El primer problema será encontrar trabajo. Una investigación del instituto de Estudios Avanzados en Desarrollo (Inesad) señala que, el 39% de los jóvenes que buscan empleo tardará hasta un año en conseguirlo, si es que lo logra. La misma entidad señala que en 2021, el desempleo juvenil era del 11%, tres veces más que el promedio general (3,7% según el Gobierno) y posiblemente más elevado en 2023.

Un segundo escollo será las condiciones del trabajo. La Fundación Jubileo, en un reciente informe, ha señalado que el 71% del empleo al que acceden los jóvenes en Bolivia es de extrema precariedad, es decir que es informal, temporal, mal pagado, sin derechos laborales, en condiciones de explotación e incluso de riesgo. Al respecto, un estudio del Inesad concluyó que, en 2021, el 57% de los jóvenes recibía una remuneración menor al salario mínimo, mientras que Milenio, en su informe social, señala que, en 2022, los ingresos de los trabajadores más jóvenes cayeron un 10,3% respecto a 2020. Finalmente, el Centro de Estudios para el Desarrollo Laboral y Agrario (Cedla) advierte sobre el crecimiento sostenido del subempleo entre los jóvenes, es decir la situación en la cual aceptan desempeñar una actividad laboral que se encuentra por debajo de sus capacidades.

Respecto a la oferta, la situación es igual de compleja. Milenio, en su último informe sobre la situación del empleo, observa que en 2022 y principios de 2023, hay una reducción marcada del número de nuevos empleos creados y afirma que “una parte importante de estos nuevos empleos se registran en actividades relacionadas al comercio, gastronomía, transporte y otras”. Esto coincide con el informe de la Cámara de Industria que señala que en 2023 el PIB del sector crecerá en un rango inferior al 2%, casi la mitad de lo registrada en 2021. En el área de la construcción, el propio INE ha informado que en 2022 se observó una caída del 5% en la contratación de personal, y la situación no parece haber mejorado este año. Tampoco el sector público puede ser una alternativa para los jóvenes ya que, por normativa y por la alta politización, la absorción de este grupo etario en las planillas de las instituciones es prácticamente nula.

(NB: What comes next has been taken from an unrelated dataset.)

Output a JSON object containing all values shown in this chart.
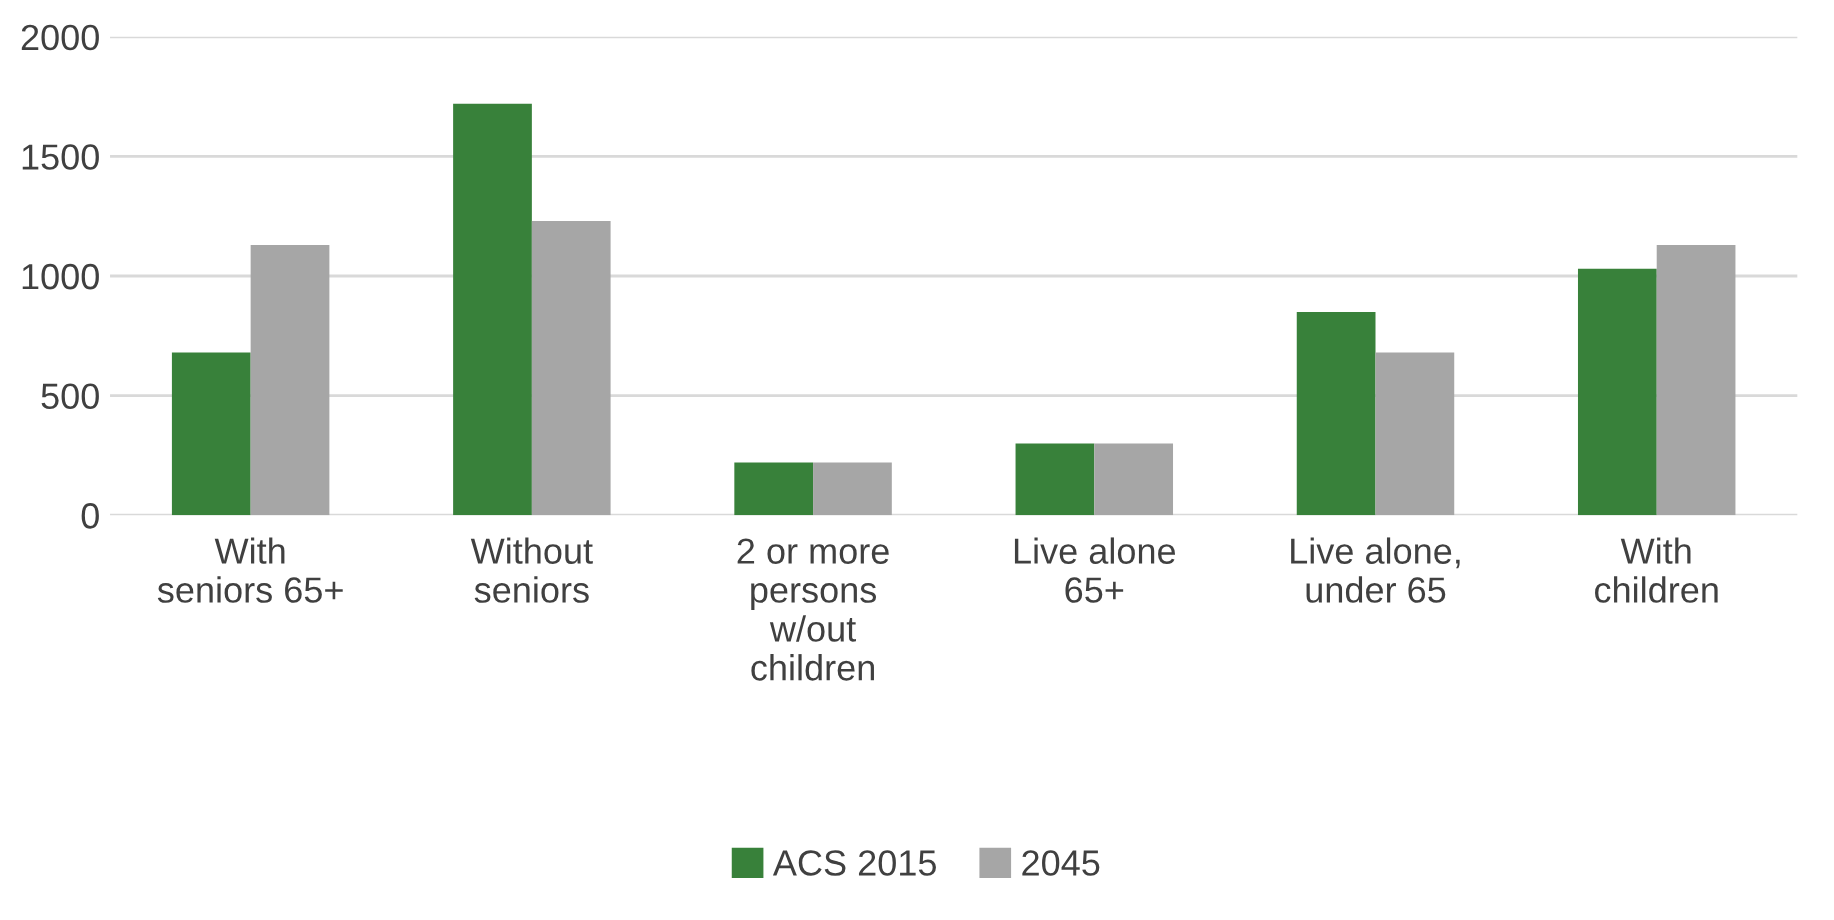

Lo cierto es que gran parte de los bachilleres de este año, al igual que los que les precedieron y los que vendrán, terminarán engrosando la gigantesca cifra de informalidad que en Bolivia supera ya el 80% de la población económicamente activa. Muchos se emplearán en puestos precarios, otros asumirán trabajos por cuenta propia, principalmente en el comercio, algunos (los más afortunados) serán aprendices para continuar con el negocio familiar, y alrededor del 10% no realizará ninguna actividad, lo que contribuirá a la pobreza, la delincuencia, las adicciones y la desintegración social.

Las iniciativas que llevan adelante el Gobierno y algunas ONG para enfrentar la situación, son insuficientes, dispersas e insostenibles ante el crecimiento exponencial del problema. La compleja situación de la economía, que está afectando cada vez más a los sectores productivos generadores de empleo; la mayor incertidumbre que desalienta la inversión y la creación de nuevas empresas y; las normas laborales regresivas golpean con mayor rigor a esta población invisibilizada y ausente de las políticas públicas.

El problema es estructural y de larga data, y no se soluciona con medidas dispersas, buena voluntad o planes improvisados. Se requiere de una decisión de Estado que coloque este tema entre las prioridades esenciales de nuestro país que, por omisión y desidia, está condenando al fracaso y a la pobreza a una gran parte de su más preciado valor: los jóvenes.